AUTONOMICAS 1N / LA CRONICA DE LA JORNADA
En la formación independentista aseguran estar recibiendo felicitaciones por haberse alejado de la «estridencia» / Carod y Puigcercós se reparten el trabajo y mientras el primero carga contra Montilla, el segundo lo hace contra Mas
Carod-Rovira pasó sin pena ni gloria por el debate a cinco celebrado el viernes por la noche en TV3. No fue casualidad; ni que el candidato de ERC a la Presidencia de la Generalitat estuviera en baja forma. Fue pura estrategia.

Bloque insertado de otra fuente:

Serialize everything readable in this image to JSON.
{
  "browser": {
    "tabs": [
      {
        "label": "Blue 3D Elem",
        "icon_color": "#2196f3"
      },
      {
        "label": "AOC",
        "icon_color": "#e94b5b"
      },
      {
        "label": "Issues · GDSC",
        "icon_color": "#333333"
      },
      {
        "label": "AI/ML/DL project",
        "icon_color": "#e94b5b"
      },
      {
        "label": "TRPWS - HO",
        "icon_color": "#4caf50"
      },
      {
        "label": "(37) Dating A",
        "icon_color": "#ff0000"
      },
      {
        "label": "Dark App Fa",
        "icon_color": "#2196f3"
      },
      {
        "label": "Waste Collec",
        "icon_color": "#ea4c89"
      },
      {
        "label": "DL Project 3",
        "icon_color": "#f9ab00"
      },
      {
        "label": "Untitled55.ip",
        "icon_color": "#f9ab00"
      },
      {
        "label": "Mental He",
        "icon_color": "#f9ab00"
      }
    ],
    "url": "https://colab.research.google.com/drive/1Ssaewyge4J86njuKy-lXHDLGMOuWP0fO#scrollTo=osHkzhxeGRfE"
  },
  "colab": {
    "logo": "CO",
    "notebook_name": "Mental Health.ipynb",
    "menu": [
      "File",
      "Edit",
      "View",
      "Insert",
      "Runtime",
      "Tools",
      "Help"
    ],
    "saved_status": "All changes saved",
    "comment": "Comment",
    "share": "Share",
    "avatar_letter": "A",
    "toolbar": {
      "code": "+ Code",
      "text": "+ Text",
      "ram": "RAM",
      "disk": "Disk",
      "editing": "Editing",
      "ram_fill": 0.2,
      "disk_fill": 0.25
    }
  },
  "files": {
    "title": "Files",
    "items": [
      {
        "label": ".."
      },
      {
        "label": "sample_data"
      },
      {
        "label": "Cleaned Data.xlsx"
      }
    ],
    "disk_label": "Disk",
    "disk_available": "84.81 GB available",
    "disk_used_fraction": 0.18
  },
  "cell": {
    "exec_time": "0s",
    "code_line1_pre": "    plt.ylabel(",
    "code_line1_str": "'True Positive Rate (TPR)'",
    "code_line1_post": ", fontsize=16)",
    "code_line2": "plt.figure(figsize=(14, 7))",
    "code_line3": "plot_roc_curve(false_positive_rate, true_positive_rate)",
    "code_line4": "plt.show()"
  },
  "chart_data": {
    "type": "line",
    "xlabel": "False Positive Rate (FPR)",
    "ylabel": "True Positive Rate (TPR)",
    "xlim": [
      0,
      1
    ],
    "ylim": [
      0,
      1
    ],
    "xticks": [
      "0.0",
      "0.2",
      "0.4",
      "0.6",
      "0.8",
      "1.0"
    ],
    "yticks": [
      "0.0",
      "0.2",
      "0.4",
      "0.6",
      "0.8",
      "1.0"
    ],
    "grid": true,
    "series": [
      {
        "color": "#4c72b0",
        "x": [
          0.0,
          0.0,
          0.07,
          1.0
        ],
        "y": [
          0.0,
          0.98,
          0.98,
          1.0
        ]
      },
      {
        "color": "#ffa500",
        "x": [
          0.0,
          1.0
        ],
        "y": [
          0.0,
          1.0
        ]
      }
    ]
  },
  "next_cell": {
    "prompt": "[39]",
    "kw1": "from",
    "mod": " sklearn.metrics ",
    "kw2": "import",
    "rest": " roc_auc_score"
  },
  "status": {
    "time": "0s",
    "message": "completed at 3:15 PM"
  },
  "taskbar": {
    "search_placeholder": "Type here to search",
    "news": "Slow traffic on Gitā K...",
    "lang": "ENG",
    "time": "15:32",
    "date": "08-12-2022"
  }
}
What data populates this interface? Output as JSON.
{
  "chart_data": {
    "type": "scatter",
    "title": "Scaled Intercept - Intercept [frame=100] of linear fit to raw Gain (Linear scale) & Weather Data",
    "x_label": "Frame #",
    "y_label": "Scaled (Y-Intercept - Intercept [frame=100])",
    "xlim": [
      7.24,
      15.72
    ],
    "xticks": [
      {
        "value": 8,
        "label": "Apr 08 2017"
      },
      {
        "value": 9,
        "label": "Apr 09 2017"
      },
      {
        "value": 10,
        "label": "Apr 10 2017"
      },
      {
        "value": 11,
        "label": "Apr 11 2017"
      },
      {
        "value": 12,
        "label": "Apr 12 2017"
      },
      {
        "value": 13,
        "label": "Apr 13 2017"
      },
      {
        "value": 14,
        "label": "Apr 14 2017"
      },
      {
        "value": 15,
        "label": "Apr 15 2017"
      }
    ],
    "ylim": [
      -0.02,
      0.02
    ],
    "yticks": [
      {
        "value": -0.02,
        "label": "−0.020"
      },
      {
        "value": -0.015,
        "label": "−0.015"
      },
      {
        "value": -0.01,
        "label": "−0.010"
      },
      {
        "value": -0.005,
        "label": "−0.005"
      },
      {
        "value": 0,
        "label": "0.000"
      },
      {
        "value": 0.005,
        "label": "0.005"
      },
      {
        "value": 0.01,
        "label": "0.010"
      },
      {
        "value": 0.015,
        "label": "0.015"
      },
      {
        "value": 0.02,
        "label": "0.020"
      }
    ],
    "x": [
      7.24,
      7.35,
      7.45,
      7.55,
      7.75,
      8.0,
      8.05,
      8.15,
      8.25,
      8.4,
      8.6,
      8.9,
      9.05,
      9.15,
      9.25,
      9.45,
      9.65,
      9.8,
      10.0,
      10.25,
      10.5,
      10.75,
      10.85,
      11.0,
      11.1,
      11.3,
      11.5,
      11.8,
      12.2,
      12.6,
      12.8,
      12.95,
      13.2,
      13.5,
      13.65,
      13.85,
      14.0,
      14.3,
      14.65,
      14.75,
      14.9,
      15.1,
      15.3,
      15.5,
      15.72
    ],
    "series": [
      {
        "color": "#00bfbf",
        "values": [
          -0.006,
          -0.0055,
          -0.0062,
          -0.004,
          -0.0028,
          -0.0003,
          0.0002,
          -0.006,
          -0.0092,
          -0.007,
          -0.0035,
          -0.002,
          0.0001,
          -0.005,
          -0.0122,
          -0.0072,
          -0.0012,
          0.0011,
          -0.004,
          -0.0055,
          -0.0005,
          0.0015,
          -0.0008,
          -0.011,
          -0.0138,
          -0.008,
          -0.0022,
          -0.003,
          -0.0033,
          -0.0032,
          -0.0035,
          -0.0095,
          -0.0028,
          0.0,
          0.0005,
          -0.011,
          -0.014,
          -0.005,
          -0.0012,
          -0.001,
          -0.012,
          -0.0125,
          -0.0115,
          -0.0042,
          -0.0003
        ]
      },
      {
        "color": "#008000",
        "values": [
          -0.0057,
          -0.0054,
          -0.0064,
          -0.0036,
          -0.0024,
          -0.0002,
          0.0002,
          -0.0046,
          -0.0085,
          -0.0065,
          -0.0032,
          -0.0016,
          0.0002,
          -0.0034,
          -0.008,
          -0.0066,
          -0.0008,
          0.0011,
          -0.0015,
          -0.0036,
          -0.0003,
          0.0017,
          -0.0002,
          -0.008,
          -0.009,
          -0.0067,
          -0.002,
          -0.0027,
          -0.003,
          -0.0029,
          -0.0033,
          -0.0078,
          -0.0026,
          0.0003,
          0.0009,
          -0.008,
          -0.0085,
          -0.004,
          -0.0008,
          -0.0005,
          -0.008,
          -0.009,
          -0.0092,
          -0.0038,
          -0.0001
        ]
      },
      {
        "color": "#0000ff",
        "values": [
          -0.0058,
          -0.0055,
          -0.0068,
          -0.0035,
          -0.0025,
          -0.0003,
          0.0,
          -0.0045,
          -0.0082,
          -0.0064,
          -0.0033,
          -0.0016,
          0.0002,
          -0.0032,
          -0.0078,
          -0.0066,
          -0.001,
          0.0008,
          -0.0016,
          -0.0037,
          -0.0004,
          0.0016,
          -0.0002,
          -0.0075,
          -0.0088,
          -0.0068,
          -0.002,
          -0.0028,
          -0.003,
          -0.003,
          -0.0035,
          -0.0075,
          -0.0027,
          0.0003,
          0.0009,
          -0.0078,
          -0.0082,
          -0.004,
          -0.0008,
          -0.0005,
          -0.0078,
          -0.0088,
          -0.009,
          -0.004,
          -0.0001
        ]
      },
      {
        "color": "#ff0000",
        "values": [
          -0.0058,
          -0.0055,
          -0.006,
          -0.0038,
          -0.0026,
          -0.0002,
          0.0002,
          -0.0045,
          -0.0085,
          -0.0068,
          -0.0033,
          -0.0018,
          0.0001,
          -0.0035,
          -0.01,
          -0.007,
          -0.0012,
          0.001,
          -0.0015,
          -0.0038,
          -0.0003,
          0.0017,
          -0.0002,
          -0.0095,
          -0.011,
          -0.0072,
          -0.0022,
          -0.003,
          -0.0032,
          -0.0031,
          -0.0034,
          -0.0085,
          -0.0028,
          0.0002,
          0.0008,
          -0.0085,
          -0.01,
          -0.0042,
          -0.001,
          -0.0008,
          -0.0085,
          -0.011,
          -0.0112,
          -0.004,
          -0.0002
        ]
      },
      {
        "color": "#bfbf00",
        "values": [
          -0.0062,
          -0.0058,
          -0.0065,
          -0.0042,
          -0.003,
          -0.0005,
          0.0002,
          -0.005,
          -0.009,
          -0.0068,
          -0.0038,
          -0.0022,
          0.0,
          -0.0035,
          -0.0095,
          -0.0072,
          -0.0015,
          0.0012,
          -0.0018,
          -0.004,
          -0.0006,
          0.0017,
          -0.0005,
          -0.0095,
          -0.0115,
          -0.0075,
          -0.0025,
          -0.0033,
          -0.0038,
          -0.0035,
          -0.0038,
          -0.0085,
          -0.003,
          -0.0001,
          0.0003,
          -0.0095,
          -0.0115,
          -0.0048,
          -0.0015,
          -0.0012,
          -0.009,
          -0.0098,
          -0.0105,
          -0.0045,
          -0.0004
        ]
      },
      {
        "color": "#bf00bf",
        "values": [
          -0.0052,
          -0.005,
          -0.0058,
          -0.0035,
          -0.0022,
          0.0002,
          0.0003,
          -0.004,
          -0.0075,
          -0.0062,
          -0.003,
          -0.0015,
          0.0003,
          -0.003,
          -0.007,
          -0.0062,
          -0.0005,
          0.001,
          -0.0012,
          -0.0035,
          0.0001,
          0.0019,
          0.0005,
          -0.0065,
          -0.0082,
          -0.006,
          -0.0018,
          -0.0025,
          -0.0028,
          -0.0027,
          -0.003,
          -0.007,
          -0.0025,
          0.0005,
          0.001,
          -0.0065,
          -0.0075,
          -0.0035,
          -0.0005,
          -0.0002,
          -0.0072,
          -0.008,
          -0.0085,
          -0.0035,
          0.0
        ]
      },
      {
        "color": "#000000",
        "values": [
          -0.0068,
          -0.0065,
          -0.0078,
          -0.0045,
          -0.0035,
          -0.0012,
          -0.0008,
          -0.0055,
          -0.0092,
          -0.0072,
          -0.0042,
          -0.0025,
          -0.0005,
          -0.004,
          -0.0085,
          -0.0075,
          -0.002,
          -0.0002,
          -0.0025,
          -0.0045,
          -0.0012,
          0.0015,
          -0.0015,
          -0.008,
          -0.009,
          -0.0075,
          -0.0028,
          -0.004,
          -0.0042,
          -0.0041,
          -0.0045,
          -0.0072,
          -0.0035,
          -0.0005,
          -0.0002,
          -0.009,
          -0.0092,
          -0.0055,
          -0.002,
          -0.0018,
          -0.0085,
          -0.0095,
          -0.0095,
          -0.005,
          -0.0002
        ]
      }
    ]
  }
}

La diseñada por la dirección de ERC para esta campaña electoral: explicación del programa sin estridencias.
Después de tres años de convulso tripartito, en el que todo el mundo ha apuntado a ERC como principal responsable del ruido provocado desde el Palau de la Generalitat, la formación independentista ha apostado por una campaña de perfil bajo sin ataques desmedidos a sus dos principales contrincantes, Artur Mas (CiU) y José Montilla (PSC), precisamente pensado en el 2 de noviembre, el día después de las elecciones autonómicas.
ERC no quiere que una campaña muy virulenta dificulte los pactos posteriores, consciente de que es muy probable que pueda tener de nuevo la llave de la gobernabilidad en Cataluña. «La verdadera carrera empieza tras el 1-N», explica de forma gráfica un ex conseller de ERC en el Govern.
Tan asumido tienen la táctica los dirigentes de Esquerra que ni siquiera responden a los ataques diarios que sufren desde las filas de CiU con una crudeza sólo explicable porque la federación nacionalista necesita robar tres escaños a los independentistas para evitar que el tripartito pueda reeditarse, como ya explicó el sábado EL MUNDO. De hecho, el número dos de ERC, Joan Puigcercós, ha tenido que enseñar los galones para frenar a las bases del partido, indignadas con CiU por la imagen que ofrece de los dirigentes republicanos en el ya famoso DVD ConfidencialCat, editado por la federación.
Los dirigentes de ERC están satisfechos con la marcha de su campaña y, por ejemplo, han recibido felicitaciones incluso del mundo económico, especialmente crítico con actuaciones pasadas de los republicanos. «Nos han felicitado por no contribuir a la crispación», sostiene un alto dirigente de ERC. La semana pasada, miembros de la cúpula del partido se reunieron con destacados empresarios catalanes.
Además, las encuestas que maneja el propio partido independentista indican que aguanta el tirón y frena la caída que auguraban otros sondeos. De los 23 diputados actuales, podrían pasar a 22, al perder uno de los 13 escaños conseguidos en 2003 por la circunscripción de Barcelona.
La estrategia electoral de ERC se basa también en una clara distribución de papeles entre el presidente del partido y cabeza de lista, Josep Lluís Carod-Rovira, y el actual portavoz en el Congreso de los Diputados, Joan Puigcercós, que coinciden poco en los mítines. Mientras el primero centra sus ataques en el candidato del PSC, José Montilla, y apenas trata con dureza al líder de CiU, Artur Mas, Puigcercós es especialmente duro con el político nacionalista y otorga un trato de guante blanco a Montilla, con quien construyó hace tres años el proyecto del tripartito.
Ayer, sin embargo, Puigcercós no ahorró críticas a ninguno de los dos candidatos con opciones para ser presidente y les acusó de querer crear «guetos» para los inmigrantes, mientras que el número uno de CiU, Artur Mas, apelaba precisamente a ERC para que, a diferencia de lo sucedido ahora hace tres años, apueste por un gobierno nacionalista en la Generalitat. Mas contó ayer con el apoyo del presidente del PNV, Josu Jon Imaz, y del líder del Bloque Nacionalista Galego y vicepresidente de la Xunta de Galicia, Anxo Quintana.